I am recently faced with the following problem
\begin{array}\ \begin{align} \mathop {\min }\limits_{\bf F} \quad & \log\left|{\bf A}\left({\bf G}{\bf F}{\bf G}^H+{\bf B}\right)^{-1}+{\bf I}\right| \tag{1.a}\\ \text{s.t.} \quad & {\text {tr}}({\bf F}) \leq P, \tag{1.b}\\ & {\bf F} \succeq {\bf 0}, \tag{1.c} \end{align} \end{array} where $\bf A$ is a positive semi-definite matrix, $\bf B$ is a positive definite matrix, $P>0$, and all matrices are $N \times N$ dimensional square. This is a convex problem (please refer to another question for the convexity proof Convexity proof of log-determinant $\log\left|{\bf A}\left({\bf G}{\bf X}{\bf G}^H+{\bf B}\right)^{-1}+{\bf I}_N\right|$ with respect to $\bf X$). Hence, I hope to find the closed-form solution to $\bf F$ or at least find a way which can obtain the optimal solution quickly.

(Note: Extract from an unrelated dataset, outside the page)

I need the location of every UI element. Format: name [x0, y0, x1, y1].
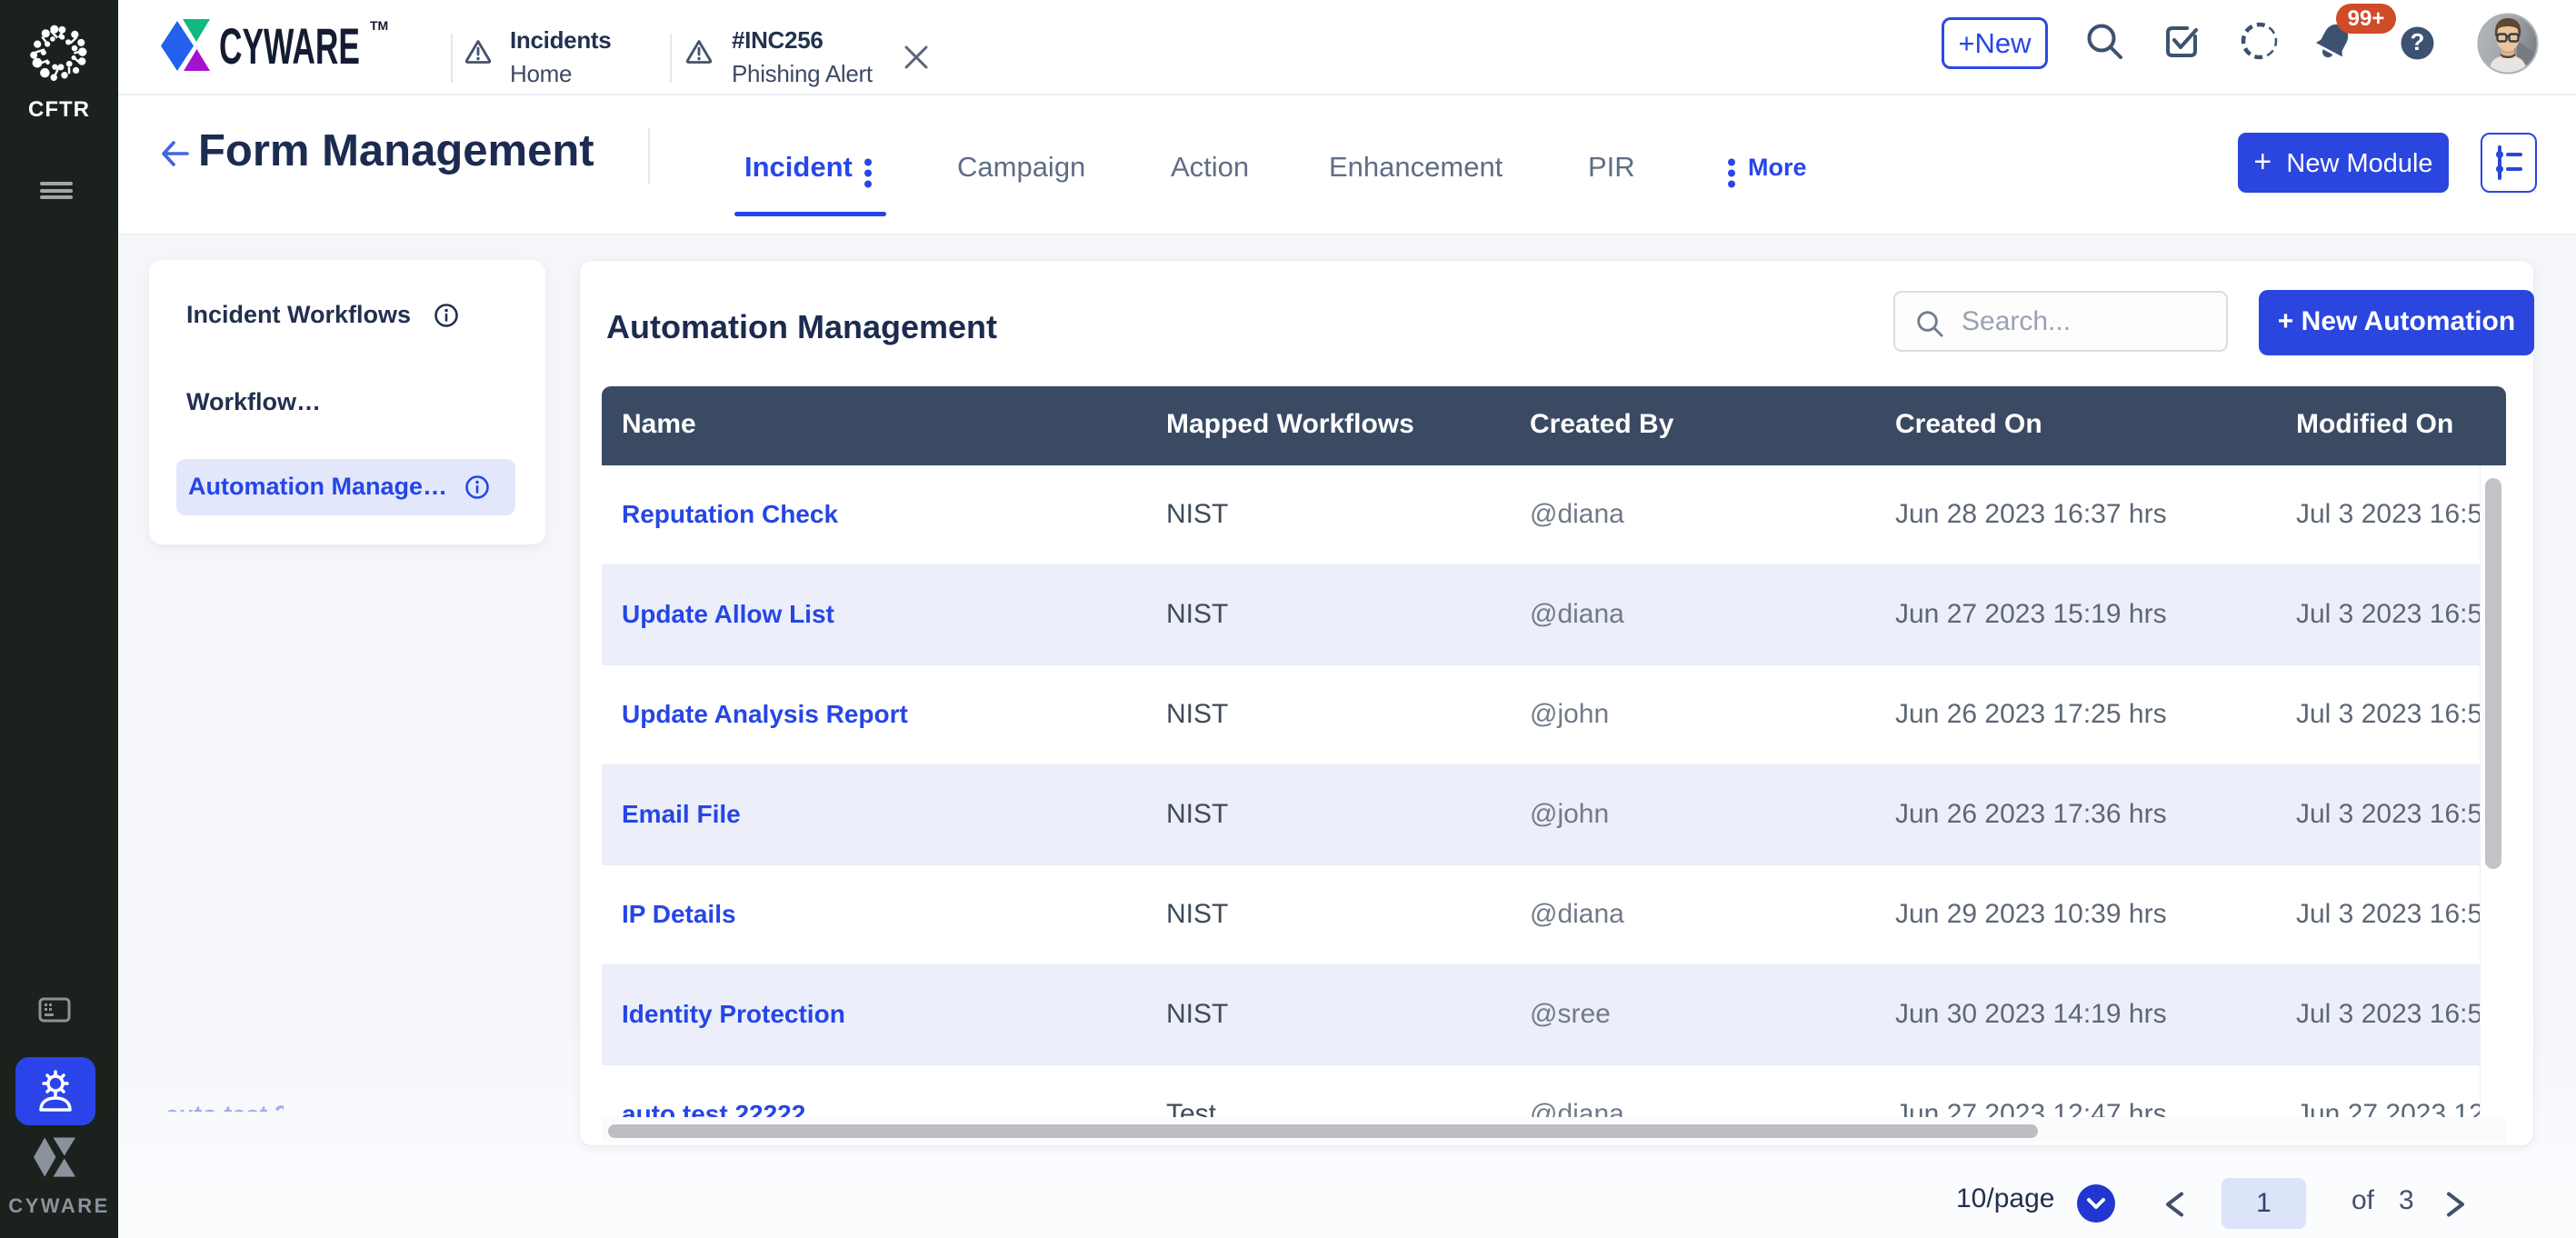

To solve problem (1), I referred to the water-filling method, which is usually applied to solve the following problem \begin{array}\ \begin{align} \mathop {\max }\limits_{\bf F} \quad & \log\left|{\bf G}{\bf F}{\bf G}^H+{\bf I}\right| \tag{2.a}\\ \text{s.t.} \quad & {\text {tr}}({\bf F}) \leq P, \tag{2.b}\\ & {\bf F} \succeq {\bf 0}. \tag{2.c} \end{align} \end{array} Denote the singular value decomposition of $\bf G$ by ${\bf W} {\bf V} {\bf T}^H$. Objective function (2.a) can then be written as \begin{align} \log\left|{\bf G}{\bf F}{\bf G}^H+{\bf I}\right| & = \log\left|{\bf W} {\bf V} {\bf T}^H {\bf F}{\bf T} {\bf V}^H {\bf W}^H+{\bf I}\right|\\ & =\log\left| {\bf V} {\hat {\bf F}} {\bf V}^H +{\bf I}\right|,\tag{3} \end{align} where ${\hat {\bf F}} = {\bf T}^H {\bf F}{\bf T}$. Problem (2) can then be solved by using water-filling.

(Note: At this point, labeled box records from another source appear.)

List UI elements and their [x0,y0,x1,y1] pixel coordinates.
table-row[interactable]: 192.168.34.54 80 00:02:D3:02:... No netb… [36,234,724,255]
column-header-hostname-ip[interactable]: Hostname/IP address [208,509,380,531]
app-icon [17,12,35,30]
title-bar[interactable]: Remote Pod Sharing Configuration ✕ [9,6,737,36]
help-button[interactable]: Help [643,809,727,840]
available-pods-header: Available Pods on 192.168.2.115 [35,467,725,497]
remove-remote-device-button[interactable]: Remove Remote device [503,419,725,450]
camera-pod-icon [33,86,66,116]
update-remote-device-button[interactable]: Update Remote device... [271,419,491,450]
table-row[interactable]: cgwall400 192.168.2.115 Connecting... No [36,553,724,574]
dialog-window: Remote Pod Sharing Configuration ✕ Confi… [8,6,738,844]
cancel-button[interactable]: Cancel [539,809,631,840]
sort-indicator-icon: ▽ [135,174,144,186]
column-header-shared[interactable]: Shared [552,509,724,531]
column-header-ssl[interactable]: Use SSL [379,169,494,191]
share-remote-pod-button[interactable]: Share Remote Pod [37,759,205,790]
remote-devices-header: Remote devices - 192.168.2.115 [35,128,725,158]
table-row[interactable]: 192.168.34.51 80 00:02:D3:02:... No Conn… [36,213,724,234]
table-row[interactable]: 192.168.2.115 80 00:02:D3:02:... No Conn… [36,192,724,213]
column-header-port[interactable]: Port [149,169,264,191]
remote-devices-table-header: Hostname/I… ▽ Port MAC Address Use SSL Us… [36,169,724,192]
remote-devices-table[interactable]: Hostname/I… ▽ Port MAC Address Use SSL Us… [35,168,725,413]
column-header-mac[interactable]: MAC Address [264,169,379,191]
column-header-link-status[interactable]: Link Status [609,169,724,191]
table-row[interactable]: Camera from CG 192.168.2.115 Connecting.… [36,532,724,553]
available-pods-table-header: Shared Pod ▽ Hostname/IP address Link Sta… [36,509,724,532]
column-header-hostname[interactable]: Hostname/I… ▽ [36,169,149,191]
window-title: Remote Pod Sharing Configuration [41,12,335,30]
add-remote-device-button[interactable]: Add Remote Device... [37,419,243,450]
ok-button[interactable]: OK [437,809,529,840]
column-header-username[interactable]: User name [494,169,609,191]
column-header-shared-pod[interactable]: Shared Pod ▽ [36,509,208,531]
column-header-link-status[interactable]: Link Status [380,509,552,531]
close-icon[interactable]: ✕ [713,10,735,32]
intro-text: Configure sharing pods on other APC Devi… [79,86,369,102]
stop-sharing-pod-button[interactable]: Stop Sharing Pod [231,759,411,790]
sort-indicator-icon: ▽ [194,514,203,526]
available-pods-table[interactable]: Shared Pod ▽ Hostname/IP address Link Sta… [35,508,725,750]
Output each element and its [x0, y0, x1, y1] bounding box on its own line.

However, this method does not work in solving problem (1). In particular, using eigenvalue decomposition, we can get ${\bf A} + {\bf B} = {\bf U}_1 {\bf D}_1 {\bf U}_1^H$ and ${\bf B} = {\bf U}_2 {\bf D}_2 {\bf U}_2^H$. Problem (1) is then equivalent to minimizing \begin{align} & \log\left|{\bf G}{\bf F}{\bf G}^H+{\bf A} + {\bf B}\right|- \log\left|{\bf A} + {\bf B}\right| -\log\left|{\bf G}{\bf F}{\bf G}^H + {\bf B}\right| + \log\left| {\bf B}\right|\\ =& \log\left|{\bar{\bf G}}{\bf F}{\bar{\bf G}}^H + {\bf I}\right|-\log\left|{\hat{\bf G}}{\bf F}{\hat{\bf G}}^H + {\bf I}\right|, \tag{4} \end{align} where ${\bar{\bf G}} = {\bf D}_1^{-\frac{1}{2}} {\bf U}_1^H {\bf G}$ and ${\hat{\bf G}} = {\bf D}_2^{-\frac{1}{2}} {\bf U}_2^H {\bf G}$. Denote the singular value decomposition of ${\bar{\bf G}}$ and ${\hat{\bf G}}$ by ${\bf W}_1 {\bf V}_1 {\bf T}_1^H$ and ${\bf W}_2 {\bf V}_2 {\bf T}_2^H$, respectively. Since ${\bf T}_1 \neq {\bf T}_2$, we cannot get a ${\hat {\bf F}}$ as in (3).
I would be very appreciated if someone could provide some relevant hints or references to solve problem (1).